In 1973, three idealistic young lawyers in Montreal established Heenan Blaikie. It would become one of Canada’s highest-profile law firms, counting former prime ministers, premiers, cabinet ministers, and Supreme Court justices in its ranks. It was like a family, according to many employees. But this was a dysfunctional one. In 2014, the firm’s dramatic collapse became front-page news.
Heenan Blaikie is the fascinating story of a respected law firm that buckled under weak governance and management. Adam Dodek, an unbiased outsider, analyzes the origins, evolution, and demise of the company. Heenan Blaikie seemed to punch above its weight: bilingual, humane, national with international aspirations. But just underneath, as revealed by the author’s extensive interviews with company lawyers and legal industry insiders, was a rotten corporate culture, workplace bullying, challenges to women and visible minority employees, and sexual harassment.
Dodek astutely situates the firm’s rise and fall within the context of events of the time: the 1970s oil shock, Quebec separatism, the flight of business from Montreal to Toronto, economic expansion from the 1980s to early 2000s, and the 2008 financial crisis. Heenan Blaikie is a meticulous account that is gripping from beginning to end.

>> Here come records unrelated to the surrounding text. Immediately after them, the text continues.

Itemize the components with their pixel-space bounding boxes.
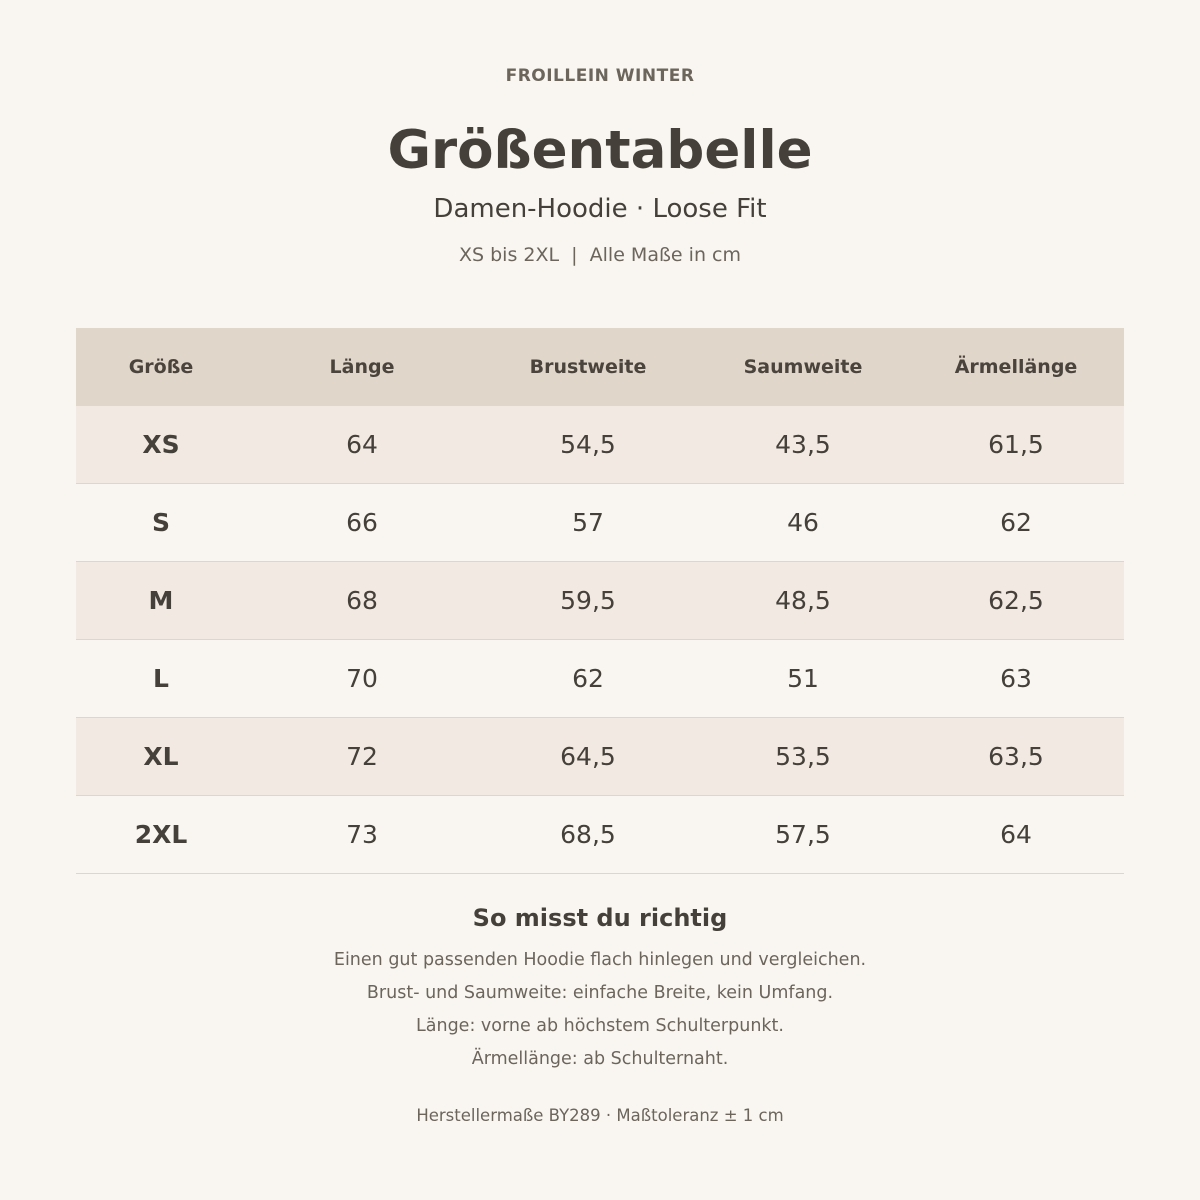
- table-cell: 53,5: [775, 742, 831, 771]
- table-row: [76, 562, 1124, 640]
- table-cell: 57: [572, 508, 604, 537]
- table-cell: 48,5: [775, 586, 831, 615]
- table-cell-size: S: [151, 508, 170, 537]
- table-cell: 64,5: [560, 742, 616, 771]
- table-cell: 64: [346, 430, 378, 459]
- table-cell: 63: [1000, 664, 1032, 693]
- table-cell: 51: [787, 664, 819, 693]
- table-cell-size: 2XL: [134, 820, 188, 849]
- table-cell: 62: [572, 664, 604, 693]
- table-cell: 72: [346, 742, 378, 771]
- column-header-length: Länge: [329, 356, 395, 378]
- table-cell: 64: [1000, 820, 1032, 849]
- table-row: [76, 406, 1124, 484]
- table-cell: 62,5: [988, 586, 1044, 615]
- table-cell: 62: [1000, 508, 1032, 537]
- table-cell-size: M: [148, 586, 174, 615]
- measuring-guide-title: So misst du richtig: [472, 904, 728, 932]
- page-subtitle: Damen-Hoodie · Loose Fit: [433, 194, 767, 224]
- table-row: [76, 796, 1124, 874]
- table-cell: 70: [346, 664, 378, 693]
- measuring-guide-line: Länge: vorne ab höchstem Schulterpunkt.: [416, 1016, 784, 1036]
- footer-note: Herstellermaße BY289 · Maßtoleranz ± 1 cm: [416, 1106, 784, 1125]
- table-cell-size: XS: [142, 430, 180, 459]
- table-cell: 57,5: [775, 820, 831, 849]
- measuring-guide-line: Ärmellänge: ab Schulternaht.: [471, 1049, 729, 1069]
- table-cell: 63,5: [988, 742, 1044, 771]
- table-cell: 68,5: [560, 820, 616, 849]
- table-cell: 61,5: [988, 430, 1044, 459]
- brand-name: FROILLEIN WINTER: [505, 66, 695, 86]
- size-table: [76, 328, 1124, 874]
- table-cell: 43,5: [775, 430, 831, 459]
- measuring-guide: [0, 946, 1200, 1078]
- table-header-row: [76, 328, 1124, 406]
- table-cell: 54,5: [560, 430, 616, 459]
- size-range-note: XS bis 2XL | Alle Maße in cm: [459, 244, 741, 266]
- measuring-guide-line: Brust- und Saumweite: einfache Breite, kein Umfang.: [366, 983, 834, 1003]
- table-row: [76, 484, 1124, 562]
- table-cell: 68: [346, 586, 378, 615]
- table-cell-size: XL: [143, 742, 179, 771]
- table-cell-size: L: [153, 664, 169, 693]
- table-cell: 46: [787, 508, 819, 537]
- page-title: Größentabelle: [387, 120, 813, 181]
- column-header-chest-width: Brustweite: [529, 356, 647, 378]
- table-row: [76, 640, 1124, 718]
- measuring-guide-line: Einen gut passenden Hoodie flach hinlegen und vergleichen.: [333, 950, 867, 970]
- table-cell: 66: [346, 508, 378, 537]
- table-row: [76, 718, 1124, 796]
- table-cell: 59,5: [560, 586, 616, 615]
- column-header-hem-width: Saumweite: [743, 356, 863, 378]
- column-header-size: Größe: [128, 356, 194, 378]
- table-cell: 73: [346, 820, 378, 849]
- column-header-sleeve-length: Ärmellänge: [954, 356, 1078, 378]
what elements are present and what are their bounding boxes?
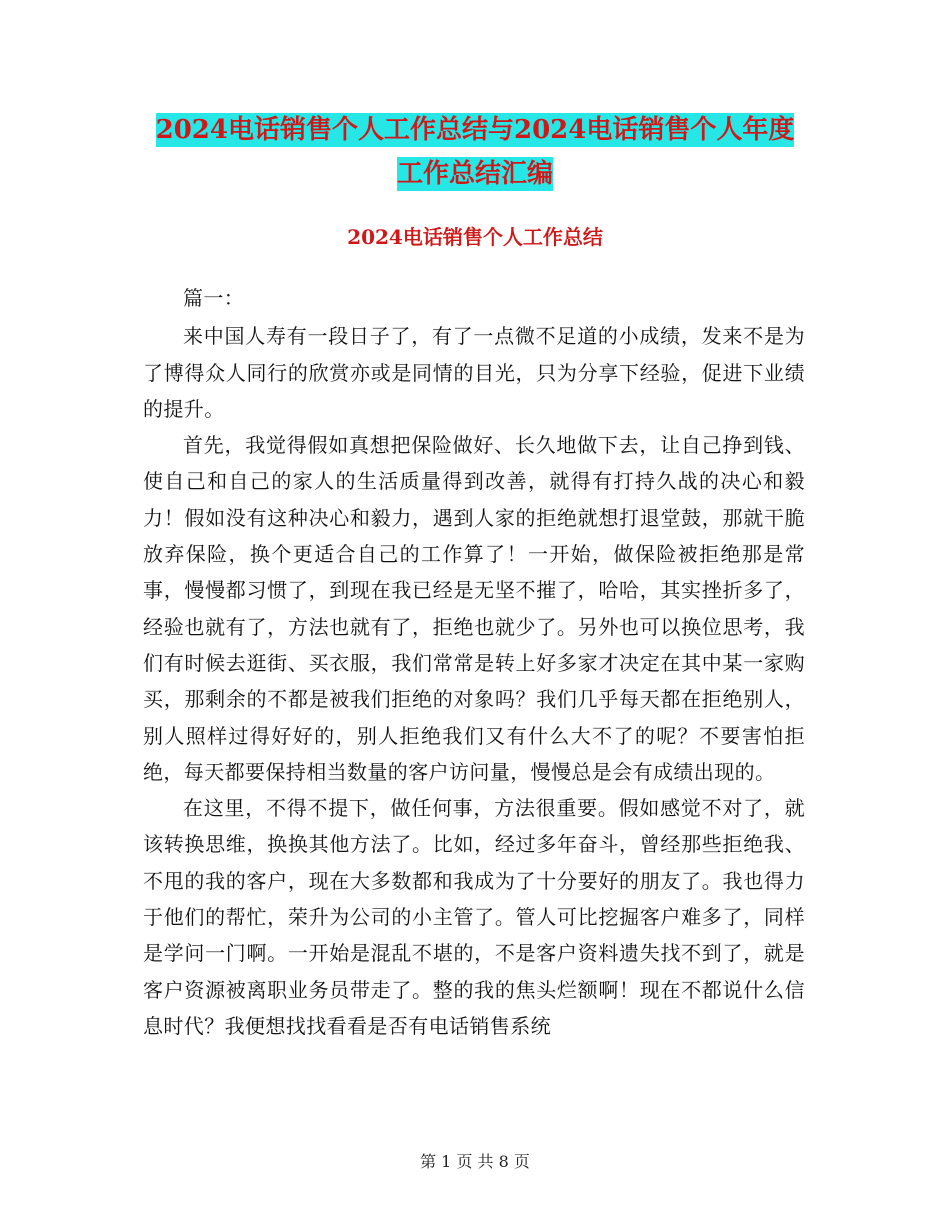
document-title: [0, 108, 950, 196]
document-body: [143, 280, 805, 1044]
paragraph: 首先，我觉得假如真想把保险做好、长久地做下去，让自己挣到钱、使自己和自己的家人的生活质量得到改善，就得有打持久战的决心和毅力！假如没有这种决心和毅力，遇到人家的拒绝就想打退堂鼓，那就干脆放弃保险，换个更适合自己的工作算了！一开始，做保险被拒绝那是常事，慢慢都习惯了，到现在我已经是无坚不摧了，哈哈，其实挫折多了，经验也就有了，方法也就有了，拒绝也就少了。另外也可以换位思考，我们有时候去逛街、买衣服，我们常常是转上好多家才决定在其中某一家购买，那剩余的不都是被我们拒绝的对象吗？我们几乎每天都在拒绝别人，别人照样过得好好的，别人拒绝我们又有什么大不了的呢？不要害怕拒绝，每天都要保持相当数量的客户访问量，慢慢总是会有成绩出现的。: [143, 433, 805, 784]
document-title-line-1: 2024电话销售个人工作总结与2024电话销售个人年度: [155, 115, 795, 145]
document-title-line-2: 工作总结汇编: [396, 159, 553, 189]
paragraph: 来中国人寿有一段日子了，有了一点微不足道的小成绩，发来不是为了博得众人同行的欣赏亦或是同情的目光，只为分享下经验，促进下业绩的提升。: [143, 324, 805, 421]
section-title: 2024电话销售个人工作总结: [347, 225, 603, 249]
page-footer: 第 1 页 共 8 页: [420, 1152, 530, 1171]
paragraph: 在这里，不得不提下，做任何事，方法很重要。假如感觉不对了，就该转换思维，换换其他方法了。比如，经过多年奋斗，曾经那些拒绝我、不甩的我的客户，现在大多数都和我成为了十分要好的朋友了。我也得力于他们的帮忙，荣升为公司的小主管了。管人可比挖掘客户难多了，同样是学问一门啊。一开始是混乱不堪的，不是客户资料遗失找不到了，就是客户资源被离职业务员带走了。整的我的焦头烂额啊！现在不都说什么信息时代？我便想找找看看是否有电话销售系统: [143, 796, 805, 1038]
part-heading: 篇一：: [183, 286, 245, 310]
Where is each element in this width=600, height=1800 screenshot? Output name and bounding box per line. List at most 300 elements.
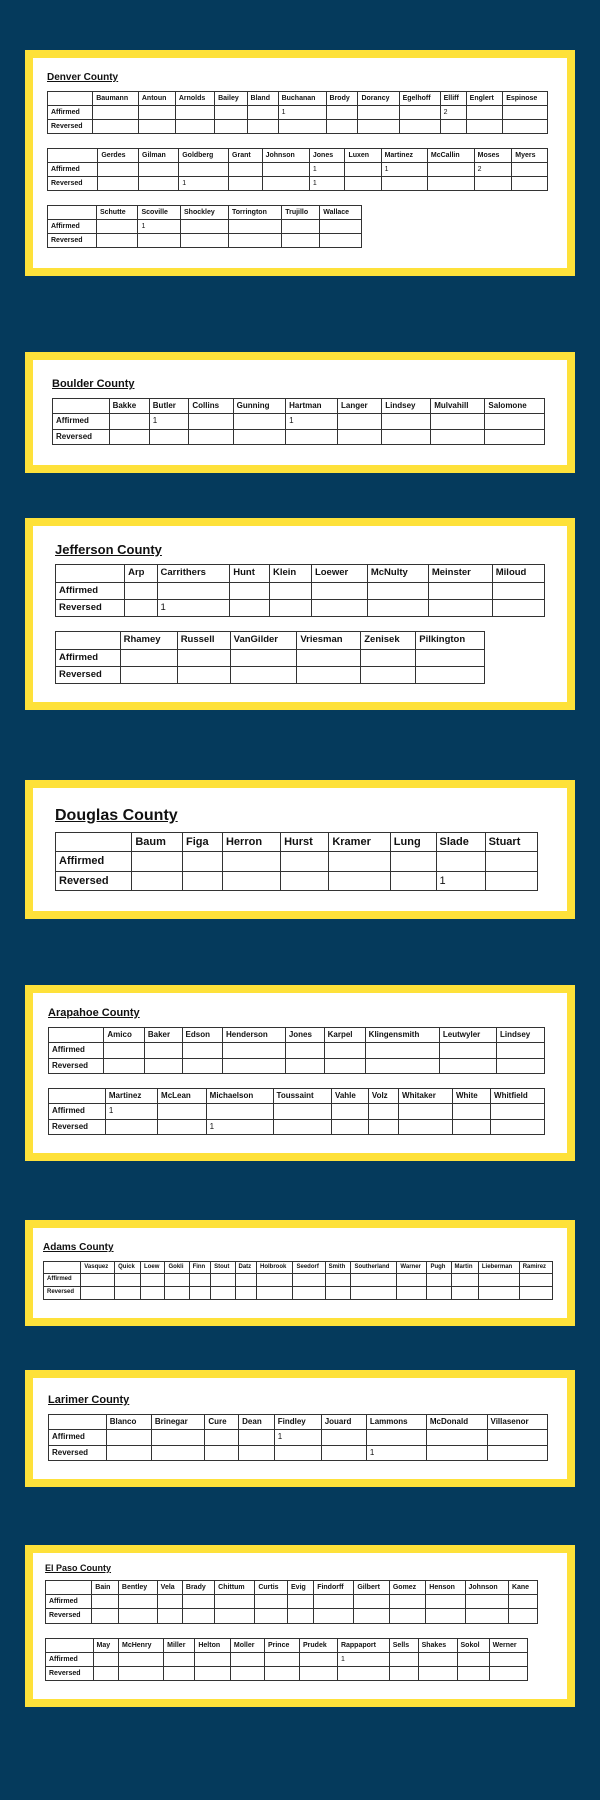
reversed-count-cell [183, 871, 223, 890]
row-label: Reversed [49, 1119, 106, 1134]
judge-name-header: Carrithers [157, 565, 230, 582]
reversed-row [49, 1058, 545, 1073]
judge-name-header: Trujillo [282, 206, 320, 220]
affirmed-row [46, 1595, 538, 1609]
reversed-count-cell [98, 176, 139, 190]
judge-name-header: Findley [274, 1414, 321, 1429]
judge-name-header: Arnolds [175, 91, 214, 105]
judge-name-header: Jones [309, 148, 345, 162]
reversed-count-cell [81, 1287, 115, 1300]
judge-name-header: Gerdes [98, 148, 139, 162]
affirmed-count-cell [288, 1595, 314, 1609]
judge-name-header: Bentley [118, 1581, 157, 1595]
reversed-count-cell [109, 429, 149, 444]
affirmed-count-cell [98, 162, 139, 176]
affirmed-count-cell: 1 [105, 1104, 157, 1119]
corner-cell [48, 148, 98, 162]
judge-name-header: Russell [177, 632, 230, 649]
row-label: Reversed [49, 1058, 104, 1073]
judge-name-header: Rappaport [337, 1638, 389, 1652]
row-label: Reversed [46, 1666, 94, 1680]
affirmed-count-cell [230, 649, 297, 666]
county-title: Arapahoe County [48, 1007, 140, 1019]
reversed-count-cell [491, 1119, 545, 1134]
affirmed-count-cell [361, 649, 416, 666]
row-label: Reversed [46, 1609, 92, 1623]
judge-name-header: Henson [426, 1581, 465, 1595]
reversed-count-cell [512, 176, 548, 190]
judge-name-header: Gilman [139, 148, 179, 162]
header-row [46, 1638, 528, 1652]
boulder-county-panel [25, 352, 575, 473]
reversed-row [44, 1287, 553, 1300]
affirmed-count-cell [496, 1043, 544, 1058]
reversed-count-cell [141, 1287, 165, 1300]
judge-name-header: Warner [397, 1261, 427, 1274]
reversed-count-cell [239, 1445, 275, 1460]
reversed-count-cell: 1 [206, 1119, 273, 1134]
reversed-count-cell [324, 1058, 365, 1073]
reversed-count-cell [487, 1445, 547, 1460]
reversed-count-cell [465, 1609, 508, 1623]
judge-name-header: Shockley [181, 206, 229, 220]
panel-content [33, 360, 567, 465]
affirmed-row [56, 582, 545, 599]
judge-name-header: Chittum [215, 1581, 255, 1595]
row-label: Affirmed [56, 649, 121, 666]
affirmed-count-cell [139, 162, 179, 176]
reversed-count-cell [426, 1609, 465, 1623]
reversed-count-cell [105, 1119, 157, 1134]
affirmed-count-cell [205, 1430, 239, 1445]
judge-name-header: Loew [141, 1261, 165, 1274]
affirmed-count-cell [399, 105, 440, 119]
corner-cell [49, 1088, 106, 1103]
affirmed-row [44, 1274, 553, 1287]
judge-name-header: Pugh [427, 1261, 451, 1274]
row-label: Affirmed [48, 105, 93, 119]
county-title: Adams County [43, 1242, 114, 1253]
reversed-count-cell [300, 1666, 338, 1680]
affirmed-count-cell [325, 1274, 351, 1287]
affirmed-count-cell [230, 1652, 264, 1666]
judge-name-header: McNulty [367, 565, 428, 582]
affirmed-count-cell [418, 1652, 457, 1666]
affirmed-count-cell [426, 1430, 487, 1445]
reversed-count-cell [466, 119, 503, 133]
row-label: Affirmed [48, 162, 98, 176]
affirmed-count-cell [206, 1104, 273, 1119]
affirmed-count-cell [165, 1274, 189, 1287]
affirmed-count-cell [519, 1274, 552, 1287]
reversed-count-cell [474, 176, 512, 190]
affirmed-count-cell [144, 1043, 182, 1058]
row-label: Affirmed [49, 1043, 104, 1058]
judge-table [45, 1638, 528, 1681]
judge-name-header: Torrington [228, 206, 281, 220]
judge-name-header: Dean [239, 1414, 275, 1429]
reversed-count-cell [427, 176, 474, 190]
judge-name-header: Lieberman [478, 1261, 519, 1274]
jefferson-county-panel [25, 518, 575, 710]
reversed-count-cell [428, 599, 492, 616]
judge-table [55, 631, 485, 684]
affirmed-count-cell [211, 1274, 235, 1287]
judge-name-header: Ramirez [519, 1261, 552, 1274]
affirmed-count-cell [452, 1104, 490, 1119]
affirmed-count-cell [151, 1430, 204, 1445]
panel-content [33, 993, 567, 1153]
reversed-count-cell [389, 1609, 425, 1623]
corner-cell [46, 1638, 94, 1652]
header-row [56, 833, 538, 852]
reversed-count-cell [320, 234, 362, 248]
reversed-count-cell [177, 666, 230, 683]
judge-name-header: Scoville [138, 206, 181, 220]
row-label: Affirmed [44, 1274, 81, 1287]
judge-name-header: Hartman [286, 398, 338, 413]
reversed-count-cell [132, 871, 183, 890]
row-label: Reversed [56, 599, 125, 616]
judge-table [47, 148, 548, 191]
douglas-county-panel [25, 780, 575, 919]
affirmed-count-cell [104, 1043, 144, 1058]
reversed-count-cell [215, 1609, 255, 1623]
reversed-count-cell [321, 1445, 366, 1460]
judge-name-header: Moses [474, 148, 512, 162]
affirmed-count-cell [264, 1652, 299, 1666]
reversed-row [46, 1609, 538, 1623]
affirmed-count-cell [478, 1274, 519, 1287]
judge-name-header: Brinegar [151, 1414, 204, 1429]
affirmed-count-cell [270, 582, 312, 599]
judge-name-header: Miller [164, 1638, 195, 1652]
reversed-count-cell [144, 1058, 182, 1073]
judge-name-header: Bland [247, 91, 278, 105]
judge-name-header: Martin [451, 1261, 478, 1274]
reversed-count-cell [106, 1445, 151, 1460]
reversed-count-cell [286, 429, 338, 444]
reversed-count-cell [457, 1666, 489, 1680]
affirmed-count-cell [503, 105, 548, 119]
affirmed-count-cell [390, 852, 436, 871]
affirmed-count-cell [382, 414, 431, 429]
row-label: Affirmed [53, 414, 110, 429]
judge-name-header: Seedorf [293, 1261, 325, 1274]
reversed-count-cell [125, 599, 157, 616]
reversed-count-cell [281, 871, 329, 890]
affirmed-count-cell [181, 220, 229, 234]
judge-name-header: Herron [222, 833, 280, 852]
row-label: Reversed [44, 1287, 81, 1300]
judge-name-header: Klingensmith [365, 1027, 439, 1042]
reversed-count-cell [228, 234, 281, 248]
reversed-count-cell [326, 119, 358, 133]
judge-table [55, 832, 538, 891]
affirmed-count-cell: 1 [337, 1652, 389, 1666]
reversed-count-cell [139, 176, 179, 190]
affirmed-count-cell [215, 105, 247, 119]
reversed-count-cell [519, 1287, 552, 1300]
reversed-count-cell [416, 666, 485, 683]
reversed-count-cell [382, 429, 431, 444]
judge-table [47, 205, 362, 248]
judge-table [48, 1027, 545, 1074]
affirmed-count-cell [489, 1652, 527, 1666]
reversed-count-cell [93, 119, 139, 133]
row-label: Reversed [49, 1445, 107, 1460]
judge-name-header: Lammons [366, 1414, 426, 1429]
judge-name-header: Stuart [485, 833, 537, 852]
reversed-count-cell [354, 1609, 390, 1623]
affirmed-row [48, 220, 362, 234]
corner-cell [49, 1414, 107, 1429]
affirmed-row [49, 1043, 545, 1058]
header-row [56, 632, 485, 649]
reversed-count-cell [314, 1609, 354, 1623]
reversed-count-cell [222, 871, 280, 890]
affirmed-count-cell [436, 852, 485, 871]
affirmed-count-cell [427, 1274, 451, 1287]
reversed-count-cell [264, 1666, 299, 1680]
affirmed-count-cell [331, 1104, 368, 1119]
header-row [56, 565, 545, 582]
judge-name-header: McCallin [427, 148, 474, 162]
judge-name-header: Jouard [321, 1414, 366, 1429]
reversed-count-cell [247, 119, 278, 133]
reversed-count-cell [189, 1287, 211, 1300]
affirmed-count-cell [233, 414, 285, 429]
reversed-count-cell [235, 1287, 257, 1300]
reversed-count-cell [399, 1119, 453, 1134]
judge-name-header: Lindsey [496, 1027, 544, 1042]
affirmed-count-cell [512, 162, 548, 176]
affirmed-count-cell [326, 105, 358, 119]
corner-cell [56, 565, 125, 582]
judge-table [48, 1088, 545, 1135]
reversed-count-cell [282, 234, 320, 248]
affirmed-count-cell [138, 105, 175, 119]
arapahoe-county-panel [25, 985, 575, 1161]
affirmed-count-cell [189, 414, 233, 429]
reversed-count-cell [397, 1287, 427, 1300]
judge-name-header: Johnson [262, 148, 309, 162]
reversed-count-cell [361, 666, 416, 683]
reversed-count-cell [274, 1445, 321, 1460]
panel-content [33, 788, 567, 911]
affirmed-count-cell [177, 649, 230, 666]
reversed-count-cell [119, 1666, 164, 1680]
header-row [49, 1088, 545, 1103]
reversed-count-cell [426, 1445, 487, 1460]
reversed-count-cell [285, 1058, 324, 1073]
corner-cell [46, 1581, 92, 1595]
judge-name-header: Datz [235, 1261, 257, 1274]
affirmed-count-cell [182, 1043, 222, 1058]
affirmed-count-cell [431, 414, 485, 429]
affirmed-row [49, 1430, 548, 1445]
reversed-count-cell [92, 1609, 119, 1623]
affirmed-count-cell [125, 582, 157, 599]
reversed-count-cell [270, 599, 312, 616]
affirmed-count-cell [93, 1652, 118, 1666]
judge-name-header: Cure [205, 1414, 239, 1429]
reversed-count-cell [311, 599, 367, 616]
denver-county-panel [25, 50, 575, 276]
judge-name-header: VanGilder [230, 632, 297, 649]
reversed-count-cell [157, 1609, 182, 1623]
affirmed-count-cell [426, 1595, 465, 1609]
reversed-count-cell [331, 1119, 368, 1134]
reversed-count-cell [489, 1666, 527, 1680]
judge-name-header: McLean [158, 1088, 207, 1103]
affirmed-count-cell [389, 1652, 418, 1666]
affirmed-count-cell [109, 414, 149, 429]
county-title: Jefferson County [55, 542, 162, 557]
affirmed-count-cell [358, 105, 399, 119]
row-label: Reversed [56, 666, 121, 683]
judge-name-header: Edson [182, 1027, 222, 1042]
affirmed-count-cell [247, 105, 278, 119]
header-row [48, 206, 362, 220]
affirmed-count-cell [508, 1595, 537, 1609]
affirmed-row [56, 852, 538, 871]
affirmed-count-cell [106, 1430, 151, 1445]
panel-content [33, 526, 567, 702]
judge-table [48, 1414, 548, 1461]
affirmed-count-cell [81, 1274, 115, 1287]
judge-name-header: Vahle [331, 1088, 368, 1103]
reversed-count-cell [257, 1287, 293, 1300]
affirmed-count-cell [262, 162, 309, 176]
judge-name-header: Vela [157, 1581, 182, 1595]
reversed-count-cell [508, 1609, 537, 1623]
reversed-row [49, 1119, 545, 1134]
reversed-count-cell [399, 119, 440, 133]
reversed-count-cell [329, 871, 390, 890]
county-title: El Paso County [45, 1563, 112, 1573]
reversed-row [53, 429, 545, 444]
reversed-row [56, 871, 538, 890]
judge-name-header: Martinez [105, 1088, 157, 1103]
corner-cell [44, 1261, 81, 1274]
reversed-count-cell [365, 1058, 439, 1073]
row-label: Reversed [56, 871, 132, 890]
affirmed-count-cell [367, 582, 428, 599]
judge-name-header: Johnson [465, 1581, 508, 1595]
judge-name-header: Collins [189, 398, 233, 413]
row-label: Affirmed [46, 1652, 94, 1666]
judge-name-header: Bain [92, 1581, 119, 1595]
county-title: Douglas County [55, 807, 178, 824]
header-row [53, 398, 545, 413]
judge-name-header: Lindsey [382, 398, 431, 413]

Adam Dodek is a professor in the Faculty of Law at the University of Ottawa. Among his numerous publications are The Ethical Lawyer, the second edition of The Canadian Constitution, named by the Hill Times as one of the top 100 books on Canadian public policy, and Solicitor–Client Privilege, which won the Walter Owen Book Prize. He is a recipient of the Canadian Association of Law Teachers Prize for Academic Excellence, the Mundell Medal for excellence in legal writing, and the Law Society of Upper Canada’s Law Society Medal.